# CAR ALMOST STALLS



## s13drift (Sep 22, 2005)

when im driving and then i come to a stop or just put the clutch in my rmp's will drop down to 400-500 and my dash lights will dim down. if i brake really hard then it sometimes stalls. any ideas? one friend says it might be fuel injectors


----------



## wish (Oct 20, 2005)

s13drift said:


> when im driving and then i come to a stop or just put the clutch in my rmp's will drop down to 400-500 and my dash lights will dim down. if i brake really hard then it sometimes stalls. any ideas? one friend says it might be fuel injectors


 my 93 240 se has been doing this off and on for ~2 years now.
lately it just stalls completely when i let off the gas. if yours gets to that point, just engine brake and downshift to second gear and let your rpms down slow. 
i changed my fuel filter the other day and my rpms still drop pretty fast, but it hasn't completely stalled yet. so if you haven't changed yours in a while, it may just be starving for gas. good luck.


----------



## rogoman (Dec 16, 2004)

s13drift said:


> when im driving and then i come to a stop or just put the clutch in my rmp's will drop down to 400-500 and my dash lights will dim down. if i brake really hard then it sometimes stalls.


Several things to check:

1 - Check your idle speed; adjust if necessary. If you can't adjust it to spec, then the IAA valve may be dirty; disassemble to clean. 
2 - Fuel injectors may be dirty; run some good injection cleaner through the system like Techron or Redline SL-1.
3 - Spark plugs may be dirty.
4 - Check fuel pressure.
5 - Check the O2 sensor.


----------



## hslabbert (Oct 25, 2005)

*** Lifted from www.240sx.org ***
"The IAA valve assembly is located on the passenger side of the motor down
below and behind the intake manifold. It's about 8" from the firewall. 
According to the Nissan shop manual, to adjust the IAA valve, disconnect
the throttle sensor harness connector with the motor shut off. Now with the
engine idling in neutral, adjust the IAA for an idle speed of 650 RPM. With
the motor shut off, reconnect the harness connector. Now with the motor
idling, you should have an idle speed of 700 RPM. If you can't get the
proper idle speed, the AAC valve may be defective as It's the one that
receives signals from the ECU. The AAC bolts on to the IAA."
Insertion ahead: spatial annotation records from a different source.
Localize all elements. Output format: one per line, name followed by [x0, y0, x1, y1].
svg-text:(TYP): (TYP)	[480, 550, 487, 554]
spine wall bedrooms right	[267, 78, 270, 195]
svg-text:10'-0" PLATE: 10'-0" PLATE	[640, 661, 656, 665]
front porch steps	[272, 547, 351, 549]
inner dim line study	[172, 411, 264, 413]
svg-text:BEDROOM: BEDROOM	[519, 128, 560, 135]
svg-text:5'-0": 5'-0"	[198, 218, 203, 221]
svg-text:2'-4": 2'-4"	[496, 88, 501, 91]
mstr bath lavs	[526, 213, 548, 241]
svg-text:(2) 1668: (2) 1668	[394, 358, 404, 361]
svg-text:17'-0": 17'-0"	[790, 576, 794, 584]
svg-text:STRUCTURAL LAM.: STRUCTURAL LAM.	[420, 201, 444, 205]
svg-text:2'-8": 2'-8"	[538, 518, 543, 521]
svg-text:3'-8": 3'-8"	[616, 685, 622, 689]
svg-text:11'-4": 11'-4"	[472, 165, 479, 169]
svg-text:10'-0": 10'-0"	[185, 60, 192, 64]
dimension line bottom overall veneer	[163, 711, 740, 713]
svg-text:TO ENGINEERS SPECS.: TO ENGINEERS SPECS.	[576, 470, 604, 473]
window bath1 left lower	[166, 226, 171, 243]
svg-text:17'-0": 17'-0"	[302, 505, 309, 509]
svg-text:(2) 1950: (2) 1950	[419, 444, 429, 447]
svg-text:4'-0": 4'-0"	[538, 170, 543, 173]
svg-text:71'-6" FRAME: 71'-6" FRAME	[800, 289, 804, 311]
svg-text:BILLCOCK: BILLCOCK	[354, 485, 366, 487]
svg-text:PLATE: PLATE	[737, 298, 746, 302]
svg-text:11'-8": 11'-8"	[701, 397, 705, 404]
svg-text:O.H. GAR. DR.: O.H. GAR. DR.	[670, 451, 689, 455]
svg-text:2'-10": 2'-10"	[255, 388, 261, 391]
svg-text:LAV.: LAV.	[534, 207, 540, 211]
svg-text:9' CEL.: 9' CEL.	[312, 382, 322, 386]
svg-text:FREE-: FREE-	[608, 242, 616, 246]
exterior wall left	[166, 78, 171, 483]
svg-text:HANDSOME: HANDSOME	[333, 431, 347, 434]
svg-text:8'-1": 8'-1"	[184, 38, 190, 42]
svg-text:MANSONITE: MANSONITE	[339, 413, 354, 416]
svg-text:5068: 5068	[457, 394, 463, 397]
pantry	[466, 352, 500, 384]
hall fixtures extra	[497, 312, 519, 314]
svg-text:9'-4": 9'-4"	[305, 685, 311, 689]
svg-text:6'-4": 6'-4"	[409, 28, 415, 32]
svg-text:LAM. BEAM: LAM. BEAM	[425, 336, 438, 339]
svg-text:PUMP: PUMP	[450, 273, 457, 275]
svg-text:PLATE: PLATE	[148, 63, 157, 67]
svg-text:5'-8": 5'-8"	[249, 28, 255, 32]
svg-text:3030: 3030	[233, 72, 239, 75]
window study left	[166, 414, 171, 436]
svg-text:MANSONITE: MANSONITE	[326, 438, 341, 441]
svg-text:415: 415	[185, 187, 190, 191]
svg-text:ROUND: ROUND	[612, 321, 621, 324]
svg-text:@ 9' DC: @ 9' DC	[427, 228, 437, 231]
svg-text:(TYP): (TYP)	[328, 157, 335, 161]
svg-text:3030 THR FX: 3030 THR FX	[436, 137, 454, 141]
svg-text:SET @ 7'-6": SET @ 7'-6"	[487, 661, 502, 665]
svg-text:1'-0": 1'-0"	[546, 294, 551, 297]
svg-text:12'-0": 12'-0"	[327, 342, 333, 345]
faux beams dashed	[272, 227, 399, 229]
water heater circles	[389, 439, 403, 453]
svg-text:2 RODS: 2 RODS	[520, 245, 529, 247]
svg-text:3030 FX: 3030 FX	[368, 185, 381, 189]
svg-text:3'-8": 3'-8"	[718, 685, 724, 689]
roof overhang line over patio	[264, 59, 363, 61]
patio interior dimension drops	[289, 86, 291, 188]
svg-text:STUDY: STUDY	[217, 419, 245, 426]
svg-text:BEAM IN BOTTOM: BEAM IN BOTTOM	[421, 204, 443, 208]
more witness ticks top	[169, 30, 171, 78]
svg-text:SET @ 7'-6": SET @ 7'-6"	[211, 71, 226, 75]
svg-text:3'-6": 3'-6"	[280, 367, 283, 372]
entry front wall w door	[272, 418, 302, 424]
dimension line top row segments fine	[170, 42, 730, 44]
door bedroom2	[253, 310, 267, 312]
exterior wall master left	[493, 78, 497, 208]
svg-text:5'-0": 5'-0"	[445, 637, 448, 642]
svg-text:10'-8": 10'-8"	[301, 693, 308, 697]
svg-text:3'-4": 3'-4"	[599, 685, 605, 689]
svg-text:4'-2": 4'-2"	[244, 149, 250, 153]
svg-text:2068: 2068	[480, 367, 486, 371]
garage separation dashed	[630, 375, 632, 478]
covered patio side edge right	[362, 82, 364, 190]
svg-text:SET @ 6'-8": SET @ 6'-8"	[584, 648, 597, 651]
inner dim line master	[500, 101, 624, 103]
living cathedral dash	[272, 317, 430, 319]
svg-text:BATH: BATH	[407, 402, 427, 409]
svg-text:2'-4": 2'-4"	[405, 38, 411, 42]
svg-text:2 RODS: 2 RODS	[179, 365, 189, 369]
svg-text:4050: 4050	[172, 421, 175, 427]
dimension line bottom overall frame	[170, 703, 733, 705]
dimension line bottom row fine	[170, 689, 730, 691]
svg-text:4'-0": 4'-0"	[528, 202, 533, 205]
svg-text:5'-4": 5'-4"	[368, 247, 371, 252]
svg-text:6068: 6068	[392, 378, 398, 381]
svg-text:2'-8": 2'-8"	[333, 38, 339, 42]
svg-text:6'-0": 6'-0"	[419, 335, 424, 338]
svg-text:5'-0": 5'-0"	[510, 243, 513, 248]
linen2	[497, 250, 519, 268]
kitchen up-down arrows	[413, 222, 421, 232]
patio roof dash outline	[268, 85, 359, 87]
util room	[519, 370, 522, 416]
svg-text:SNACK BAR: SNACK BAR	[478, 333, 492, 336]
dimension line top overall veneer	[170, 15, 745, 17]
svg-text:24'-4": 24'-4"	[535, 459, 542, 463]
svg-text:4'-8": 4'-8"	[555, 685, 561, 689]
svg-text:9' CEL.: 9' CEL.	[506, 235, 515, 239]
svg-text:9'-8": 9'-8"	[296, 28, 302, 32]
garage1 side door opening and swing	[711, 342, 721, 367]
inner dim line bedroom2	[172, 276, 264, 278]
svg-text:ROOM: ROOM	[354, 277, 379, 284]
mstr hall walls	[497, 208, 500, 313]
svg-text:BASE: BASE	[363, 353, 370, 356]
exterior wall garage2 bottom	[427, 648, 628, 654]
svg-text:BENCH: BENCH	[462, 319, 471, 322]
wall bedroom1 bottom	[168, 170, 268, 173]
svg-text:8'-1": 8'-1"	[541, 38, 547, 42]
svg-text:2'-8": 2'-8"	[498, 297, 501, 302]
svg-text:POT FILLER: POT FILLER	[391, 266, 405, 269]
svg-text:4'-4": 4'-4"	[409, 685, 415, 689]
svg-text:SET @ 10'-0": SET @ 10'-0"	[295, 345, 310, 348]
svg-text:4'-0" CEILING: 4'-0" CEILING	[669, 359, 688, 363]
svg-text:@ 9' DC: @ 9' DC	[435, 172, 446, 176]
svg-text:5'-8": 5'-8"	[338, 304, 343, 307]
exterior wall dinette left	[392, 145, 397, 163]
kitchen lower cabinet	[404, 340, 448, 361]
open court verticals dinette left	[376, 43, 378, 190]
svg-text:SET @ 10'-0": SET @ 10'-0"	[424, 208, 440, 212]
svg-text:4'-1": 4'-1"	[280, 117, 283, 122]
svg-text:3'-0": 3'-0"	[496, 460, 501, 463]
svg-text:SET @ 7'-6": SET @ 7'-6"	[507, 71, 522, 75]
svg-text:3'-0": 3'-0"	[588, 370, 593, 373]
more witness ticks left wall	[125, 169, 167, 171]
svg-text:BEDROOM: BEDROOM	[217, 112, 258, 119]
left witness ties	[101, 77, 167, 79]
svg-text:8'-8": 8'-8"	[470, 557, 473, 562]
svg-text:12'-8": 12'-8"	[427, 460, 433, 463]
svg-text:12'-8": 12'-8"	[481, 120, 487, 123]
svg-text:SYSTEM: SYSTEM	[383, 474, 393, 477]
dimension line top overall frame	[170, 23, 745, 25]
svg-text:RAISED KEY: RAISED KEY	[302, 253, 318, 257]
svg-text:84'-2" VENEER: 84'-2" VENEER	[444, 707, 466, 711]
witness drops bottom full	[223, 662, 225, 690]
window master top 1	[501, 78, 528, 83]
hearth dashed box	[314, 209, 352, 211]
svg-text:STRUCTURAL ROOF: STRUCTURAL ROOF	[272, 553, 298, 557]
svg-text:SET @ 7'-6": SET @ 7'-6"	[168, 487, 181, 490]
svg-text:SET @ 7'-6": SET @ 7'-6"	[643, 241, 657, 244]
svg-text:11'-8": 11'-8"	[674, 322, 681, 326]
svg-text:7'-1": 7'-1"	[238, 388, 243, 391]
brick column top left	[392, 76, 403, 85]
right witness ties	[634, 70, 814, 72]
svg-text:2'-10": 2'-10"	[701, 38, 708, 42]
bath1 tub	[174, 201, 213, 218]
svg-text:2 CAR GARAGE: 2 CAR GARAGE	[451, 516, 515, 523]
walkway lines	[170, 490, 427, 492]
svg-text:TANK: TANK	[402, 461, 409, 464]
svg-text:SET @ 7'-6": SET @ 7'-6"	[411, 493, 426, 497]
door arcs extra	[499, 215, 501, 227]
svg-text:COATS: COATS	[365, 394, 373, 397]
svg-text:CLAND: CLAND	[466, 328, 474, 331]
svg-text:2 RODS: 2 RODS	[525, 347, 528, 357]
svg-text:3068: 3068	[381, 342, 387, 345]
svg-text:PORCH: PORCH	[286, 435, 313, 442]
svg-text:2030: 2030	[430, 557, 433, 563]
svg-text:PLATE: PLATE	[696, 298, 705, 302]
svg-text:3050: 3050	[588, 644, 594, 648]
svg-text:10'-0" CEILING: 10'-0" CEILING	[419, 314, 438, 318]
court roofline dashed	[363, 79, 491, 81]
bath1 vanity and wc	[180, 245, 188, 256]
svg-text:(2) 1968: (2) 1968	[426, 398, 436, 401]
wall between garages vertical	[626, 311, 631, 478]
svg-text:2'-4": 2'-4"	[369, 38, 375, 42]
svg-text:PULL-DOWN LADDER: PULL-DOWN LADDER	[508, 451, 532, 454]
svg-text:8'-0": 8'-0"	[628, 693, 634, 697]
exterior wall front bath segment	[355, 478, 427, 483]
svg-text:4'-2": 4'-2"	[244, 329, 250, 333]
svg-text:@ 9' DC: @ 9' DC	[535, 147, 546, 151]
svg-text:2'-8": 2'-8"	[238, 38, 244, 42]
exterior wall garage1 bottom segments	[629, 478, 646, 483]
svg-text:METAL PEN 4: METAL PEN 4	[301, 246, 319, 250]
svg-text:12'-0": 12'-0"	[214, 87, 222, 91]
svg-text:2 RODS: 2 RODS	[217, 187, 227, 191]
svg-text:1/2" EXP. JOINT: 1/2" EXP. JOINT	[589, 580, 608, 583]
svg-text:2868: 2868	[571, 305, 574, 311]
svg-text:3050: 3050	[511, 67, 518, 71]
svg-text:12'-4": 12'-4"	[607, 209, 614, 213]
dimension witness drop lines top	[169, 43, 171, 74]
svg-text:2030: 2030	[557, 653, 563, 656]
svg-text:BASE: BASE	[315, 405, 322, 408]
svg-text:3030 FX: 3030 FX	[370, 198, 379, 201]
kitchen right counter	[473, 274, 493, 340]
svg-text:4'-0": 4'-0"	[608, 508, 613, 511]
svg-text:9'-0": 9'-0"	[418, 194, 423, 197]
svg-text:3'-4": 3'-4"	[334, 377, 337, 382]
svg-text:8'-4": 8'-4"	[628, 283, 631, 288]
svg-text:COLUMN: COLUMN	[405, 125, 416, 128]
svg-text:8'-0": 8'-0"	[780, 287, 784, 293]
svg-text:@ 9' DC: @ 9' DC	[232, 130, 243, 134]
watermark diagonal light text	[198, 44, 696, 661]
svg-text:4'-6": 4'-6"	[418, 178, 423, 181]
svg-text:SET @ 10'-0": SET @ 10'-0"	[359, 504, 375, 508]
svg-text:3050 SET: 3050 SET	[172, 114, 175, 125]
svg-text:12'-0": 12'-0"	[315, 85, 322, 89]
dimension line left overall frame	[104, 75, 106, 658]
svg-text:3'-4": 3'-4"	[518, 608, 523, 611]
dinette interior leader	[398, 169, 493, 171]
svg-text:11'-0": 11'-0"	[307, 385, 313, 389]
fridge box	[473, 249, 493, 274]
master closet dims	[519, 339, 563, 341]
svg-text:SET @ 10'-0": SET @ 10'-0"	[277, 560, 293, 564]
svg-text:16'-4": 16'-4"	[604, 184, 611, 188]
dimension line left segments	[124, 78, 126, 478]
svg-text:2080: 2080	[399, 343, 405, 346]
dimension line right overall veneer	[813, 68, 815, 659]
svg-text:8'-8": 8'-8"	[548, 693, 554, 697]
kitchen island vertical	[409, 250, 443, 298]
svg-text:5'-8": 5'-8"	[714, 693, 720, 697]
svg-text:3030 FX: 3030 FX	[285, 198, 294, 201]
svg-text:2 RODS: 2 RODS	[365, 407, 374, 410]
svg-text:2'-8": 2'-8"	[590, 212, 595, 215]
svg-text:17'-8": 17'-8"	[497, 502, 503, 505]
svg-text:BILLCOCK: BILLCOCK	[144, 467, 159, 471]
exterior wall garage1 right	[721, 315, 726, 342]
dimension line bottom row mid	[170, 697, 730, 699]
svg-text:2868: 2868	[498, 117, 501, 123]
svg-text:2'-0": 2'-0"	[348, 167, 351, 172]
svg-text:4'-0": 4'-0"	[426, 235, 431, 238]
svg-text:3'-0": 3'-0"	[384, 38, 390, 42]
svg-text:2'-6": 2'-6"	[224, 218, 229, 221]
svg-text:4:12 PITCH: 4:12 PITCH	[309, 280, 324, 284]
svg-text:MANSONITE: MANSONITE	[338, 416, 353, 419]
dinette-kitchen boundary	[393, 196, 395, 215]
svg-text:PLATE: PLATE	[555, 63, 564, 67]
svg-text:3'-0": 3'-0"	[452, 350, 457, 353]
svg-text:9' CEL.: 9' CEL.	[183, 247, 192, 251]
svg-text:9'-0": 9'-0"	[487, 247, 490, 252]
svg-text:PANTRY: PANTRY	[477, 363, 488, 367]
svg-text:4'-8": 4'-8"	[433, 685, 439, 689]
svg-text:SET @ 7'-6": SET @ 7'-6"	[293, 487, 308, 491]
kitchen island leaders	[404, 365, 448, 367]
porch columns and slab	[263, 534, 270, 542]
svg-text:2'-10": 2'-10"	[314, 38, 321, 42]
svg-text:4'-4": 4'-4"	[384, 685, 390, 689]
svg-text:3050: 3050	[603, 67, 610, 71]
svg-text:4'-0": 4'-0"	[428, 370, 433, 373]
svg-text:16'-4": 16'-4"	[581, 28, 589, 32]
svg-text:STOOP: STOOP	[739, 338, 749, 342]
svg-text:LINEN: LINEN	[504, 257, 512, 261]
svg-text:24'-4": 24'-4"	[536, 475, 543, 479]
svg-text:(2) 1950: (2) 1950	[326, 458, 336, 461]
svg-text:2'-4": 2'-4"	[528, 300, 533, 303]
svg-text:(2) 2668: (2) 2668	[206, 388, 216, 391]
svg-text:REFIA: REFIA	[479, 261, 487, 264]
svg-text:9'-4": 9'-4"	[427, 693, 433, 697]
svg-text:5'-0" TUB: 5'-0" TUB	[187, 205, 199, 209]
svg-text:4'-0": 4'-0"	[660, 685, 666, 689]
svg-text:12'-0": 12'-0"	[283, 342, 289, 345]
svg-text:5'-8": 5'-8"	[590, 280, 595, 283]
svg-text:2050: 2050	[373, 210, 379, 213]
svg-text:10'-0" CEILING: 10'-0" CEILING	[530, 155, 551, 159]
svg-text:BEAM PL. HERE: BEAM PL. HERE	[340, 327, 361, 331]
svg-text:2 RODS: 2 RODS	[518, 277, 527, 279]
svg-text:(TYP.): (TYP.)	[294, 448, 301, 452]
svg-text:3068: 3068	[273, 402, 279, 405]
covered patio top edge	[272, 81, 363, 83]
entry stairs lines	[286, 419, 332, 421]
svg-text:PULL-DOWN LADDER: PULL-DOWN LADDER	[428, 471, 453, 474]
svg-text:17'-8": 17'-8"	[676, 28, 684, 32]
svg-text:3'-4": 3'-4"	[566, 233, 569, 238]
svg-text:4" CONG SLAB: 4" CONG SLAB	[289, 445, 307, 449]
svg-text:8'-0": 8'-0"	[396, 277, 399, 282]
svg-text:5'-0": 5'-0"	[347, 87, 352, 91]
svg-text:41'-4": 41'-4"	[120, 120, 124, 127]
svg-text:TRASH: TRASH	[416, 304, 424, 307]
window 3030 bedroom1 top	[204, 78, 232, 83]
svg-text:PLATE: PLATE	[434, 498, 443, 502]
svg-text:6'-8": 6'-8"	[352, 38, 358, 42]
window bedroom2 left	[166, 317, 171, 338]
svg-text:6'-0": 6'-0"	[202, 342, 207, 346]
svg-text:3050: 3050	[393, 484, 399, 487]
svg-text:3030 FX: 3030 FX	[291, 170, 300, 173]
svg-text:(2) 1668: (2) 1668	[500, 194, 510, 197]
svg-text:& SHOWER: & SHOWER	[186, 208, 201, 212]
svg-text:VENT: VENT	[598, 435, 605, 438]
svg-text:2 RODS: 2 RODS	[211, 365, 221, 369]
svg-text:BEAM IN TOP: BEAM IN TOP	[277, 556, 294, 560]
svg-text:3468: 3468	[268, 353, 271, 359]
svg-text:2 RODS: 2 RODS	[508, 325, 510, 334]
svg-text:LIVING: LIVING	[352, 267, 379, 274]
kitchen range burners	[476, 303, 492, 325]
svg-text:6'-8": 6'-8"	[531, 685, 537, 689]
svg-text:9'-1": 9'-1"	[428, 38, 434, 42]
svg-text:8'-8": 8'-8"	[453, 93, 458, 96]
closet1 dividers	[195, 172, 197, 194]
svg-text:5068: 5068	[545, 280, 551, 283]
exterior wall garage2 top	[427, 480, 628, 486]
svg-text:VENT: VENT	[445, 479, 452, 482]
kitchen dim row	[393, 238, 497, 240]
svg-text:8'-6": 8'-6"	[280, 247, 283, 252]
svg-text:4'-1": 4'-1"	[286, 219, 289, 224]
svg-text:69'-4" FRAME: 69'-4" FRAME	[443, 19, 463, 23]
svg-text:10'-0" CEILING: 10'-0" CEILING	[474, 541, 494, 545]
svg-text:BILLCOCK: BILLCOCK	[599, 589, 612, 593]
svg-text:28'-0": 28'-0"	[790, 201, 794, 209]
Again, not my info and I haven't tried it, but if it's the IAA, this might be useful.


----------



## Immolator (Aug 30, 2005)

*Just needs a tune up*

I had this happen on my car about three time in the last 14 years that I've owned it. (1991 240sx and it still runs strong.) The solution I found was just an ignition tune up. Change the rotor and cap. This is a must. If you haven't done so in the last 25 to 30 thousand miles you'll see what I mean when you do. The rotor is usually burned all the way down. Also change the plugs and wires. This will do the trick. A little hint if you've never changed the plugs. Use a straw to remove and install the plugs down between the cams. Just slide the staw over the top of the plug and thread it in until the staw give from the torque and finish it up with a socket wrench. This also helps to avoid cross threading since you get a better feel of the plug.


----------